This dissertation presents a computational study of microstructure formation and evolution during rapid solidification using phase-field modeling, with a focus on nucleation, morphological transitions, and banded growth in alloy systems relevant to additive manufacturing. Major work was done to investigate rapid solidification in a binary Fe-Cr alloy, used as a surrogate for 316L stainless steel. Using Bayesian-guided simulations, the study mapped transitions between dendritic, cellular, and planar morphologies across a wide range of thermal gradients and solidification velocities. The model captured unstable growth patterns in intermediate regimes, offering insights beyond the scope of traditional kinetic growth theory. The results demonstrated strong consistency with analytical stability thresholds while also revealing conditions where theoretical assumptions begin to fail. Subsequent work investigated banding, an oscillatory microstructural growth mode occurring between dendritic and planar growth, in representative alloys: Al-Cu, and Fe-Cr (surrogate for 316L stainless steel).

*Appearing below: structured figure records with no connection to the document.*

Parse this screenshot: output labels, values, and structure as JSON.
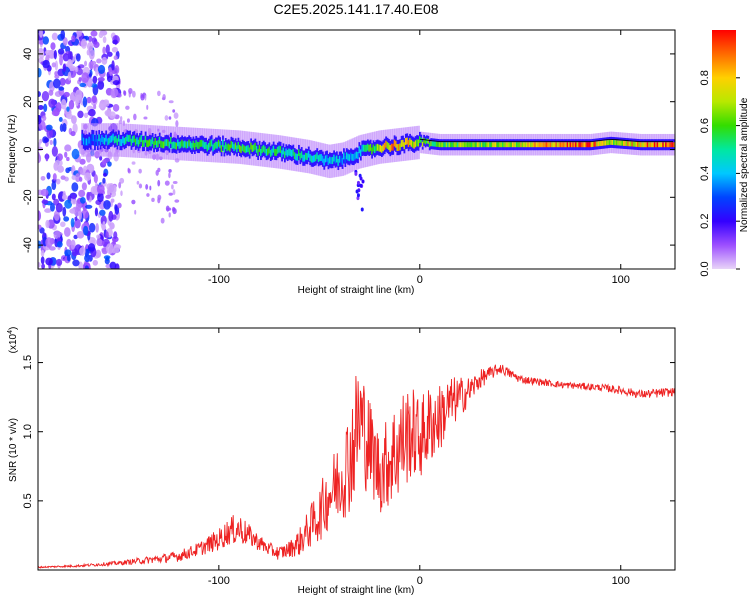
{
  "figure_title": "C2E5.2025.141.17.40.E08",
  "colorbar_stops": [
    "#e8d4f8",
    "#9d4fff",
    "#3300ff",
    "#0044ff",
    "#00c8ff",
    "#00e8a0",
    "#33dd00",
    "#b8e800",
    "#ffd000",
    "#ff6a00",
    "#ff0000"
  ],
  "chart_data": [
    {
      "type": "heatmap",
      "title": "C2E5.2025.141.17.40.E08",
      "xlabel": "Height of straight line (km)",
      "ylabel": "Frequency (Hz)",
      "xlim": [
        -190,
        127
      ],
      "ylim": [
        -50,
        50
      ],
      "xticks": [
        -100,
        0,
        100
      ],
      "yticks": [
        -40,
        -20,
        0,
        20,
        40
      ],
      "colorbar": {
        "label": "Normalized spectral amplitude",
        "range": [
          0,
          1
        ],
        "ticks": [
          "0.0",
          "0.2",
          "0.4",
          "0.6",
          "0.8"
        ]
      },
      "ridge": {
        "description": "dominant spectral band",
        "x": [
          -168,
          -150,
          -130,
          -110,
          -90,
          -70,
          -55,
          -45,
          -38,
          -30,
          -20,
          -10,
          0,
          10,
          30,
          50,
          70,
          85,
          95,
          110,
          127
        ],
        "freq": [
          4,
          4,
          3,
          2,
          1,
          -1,
          -3,
          -5,
          -4,
          -1,
          1,
          2,
          3,
          2,
          2,
          2,
          2,
          2,
          3,
          2,
          2
        ],
        "amplitude": [
          0.35,
          0.5,
          0.6,
          0.55,
          0.6,
          0.55,
          0.5,
          0.45,
          0.4,
          0.45,
          0.75,
          0.9,
          0.7,
          0.65,
          0.7,
          0.75,
          0.95,
          0.95,
          0.7,
          0.9,
          1.0
        ]
      },
      "noise_region": {
        "x": [
          -190,
          -150
        ],
        "freq": [
          -50,
          50
        ],
        "amplitude": "low (0.05-0.3)"
      }
    },
    {
      "type": "line",
      "xlabel": "Height of straight line (km)",
      "ylabel": "SNR (10 * v/v)",
      "exponent_label": "(x10",
      "exponent_power": "4",
      "exponent_close": ")",
      "xlim": [
        -190,
        127
      ],
      "ylim": [
        0,
        17500
      ],
      "xticks": [
        -100,
        0,
        100
      ],
      "yticks": [
        5000,
        10000,
        15000
      ],
      "ytick_labels": [
        "0.5",
        "1.0",
        "1.5"
      ],
      "color": "#ee2222",
      "x": [
        -190,
        -170,
        -150,
        -130,
        -120,
        -110,
        -100,
        -95,
        -90,
        -85,
        -80,
        -75,
        -70,
        -65,
        -60,
        -55,
        -50,
        -45,
        -40,
        -35,
        -30,
        -25,
        -20,
        -15,
        -10,
        -5,
        0,
        5,
        10,
        15,
        20,
        25,
        30,
        35,
        40,
        45,
        50,
        60,
        70,
        80,
        90,
        100,
        110,
        120,
        127
      ],
      "y": [
        200,
        300,
        500,
        800,
        1000,
        1500,
        2200,
        2800,
        3000,
        2500,
        2000,
        1500,
        1200,
        1500,
        2000,
        3000,
        4000,
        5500,
        6500,
        8000,
        11000,
        9000,
        7000,
        8000,
        9000,
        10000,
        9500,
        10500,
        11000,
        12000,
        12500,
        13000,
        13800,
        14200,
        14600,
        14200,
        13800,
        13600,
        13400,
        13300,
        13200,
        13000,
        12700,
        12800,
        12900
      ],
      "jitter": [
        50,
        80,
        150,
        300,
        400,
        500,
        800,
        1000,
        1200,
        800,
        600,
        500,
        500,
        600,
        1000,
        1500,
        2000,
        2500,
        3000,
        4000,
        5000,
        3500,
        3000,
        3500,
        4000,
        3500,
        3000,
        3000,
        2500,
        2000,
        1500,
        1000,
        700,
        500,
        400,
        350,
        300,
        250,
        250,
        250,
        250,
        300,
        300,
        350,
        300
      ]
    }
  ]
}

Systematic variation of key alloy parameters revealed that increasing the interface kinetic coefficient induces banding in alloys that typically do not exhibit this behavior, while decreasing it can suppress banding in systems that normally do see banding. Increased capillary anisotropy also reduced banding intensity. These trends were quantified through oscillations in tip temperature and microstructural analysis, offering a mechanistic understanding of how kinetic and interfacial properties influence the emergence of banding. The final study used a separate phase-field framework for modeling nucleation and growth. Simulations of thousands of nucleated particles enabled direct comparison with classical Johnson-Mehl-Avrami-Kolmogorov (JMAK) theory. Results confirmed excellent agreement in predicting the critical nucleation radius and incubation times under ideal conditions. However, when nuclei sizes approached the critical threshold, prolonged incubation led to deviations from classical behavior, particularly in continuous nucleation regimes. These findings highlight the need for statistical interpretation of transformation kinetics in phase-field studies.

Collectively, this work advances the predictive capabilities of phase-field modeling for solidification phenomena and provides practical insights into controlling microstructure in rapidly solidified materials, particularly in additive manufacturing contexts. Multiple computational models were developed, including the combination of Bayesian optimization with phase-field modeling which has advanced the state of the art of the field.